An investigation into a $10 billion pyramid scheme in India is having repercussions for the Sheraton Mirage on the Gold Coast as well as some of the world's leading cricketers.

The Gold Coast’s Sheraton Mirage has become embroiled in an overseas Ponzi scandal that has reportedly resulted in the loss of billions of dollars by Indian retail investors.

Nirmal Singh Bhangoo and other senior executives of India’s Pearls Group were arrested by local authorities last month following allegations that they swindled as much as $10 billion from approximately 50 million investors in India via a gargantuan pyramid property scheme.

Bhangoo recently emerged as a leading figure on the Brisbane property scene, using his Australian vehicle Pearls Australasia (currently MiiGroup) to spend as much as $82 million on the purchase and subsequent overhaul of the Sheraton Mirage.

According to Indian media reports the criminal conspiracy investigation launched by the country’s Central Bureau of Investigation into Bhangoo and his associates is one of the largest that it’s ever undertaken, involving 1300 frozen bank accounts and more than 20,000 confiscated documents.

Pearl Group stands accused of swindling millions of Indian investors via a massive pyramid scheme that channelled funds from successive participants in fraudulent land deals back to early bird investors.
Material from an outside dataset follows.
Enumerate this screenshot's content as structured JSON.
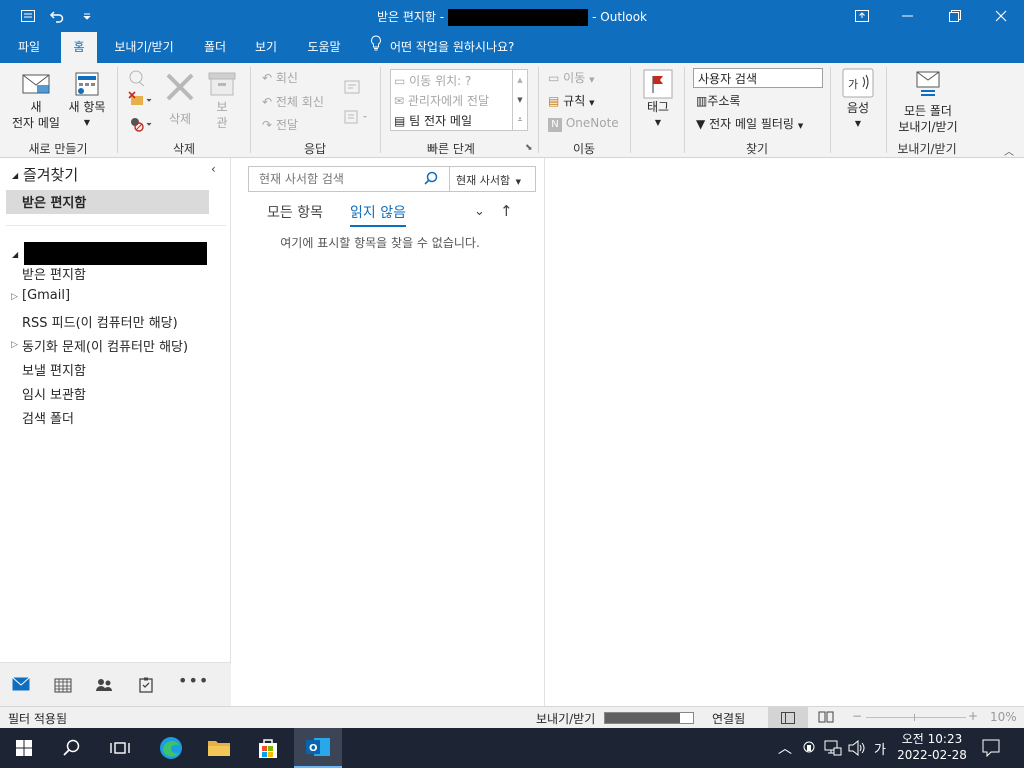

MiiGroup has since sought to distance itself from its Indian parent company, with joint managing director Peter Madrers averring that the scandal would have no impact on the company’s businesses in Australia or the Sheraton Mirage.

Madrers did indicate, however, that the Sheraton was no longer for sale – an abrupt shift in stance following efforts by MiiGroup to offload the property to Aquis until Christmas last year, when the deal collapsed due to disagreements over sales conditions.

This is far from the first time that the Sheraton Mirage has been embroiled in scandal, given that the Gold Coast resort was built by fugitive businessman Christopher Skase, whose name became a byword for financial malfeasance in Australia during the nineties.

The scandal has also affected a number of the world’s leading cricketers due to their involvement with the Pearls Group, including Australia’s Brett Lee, who entered an endorsement deal with the company for a year-long period and appeared in its promotional photos.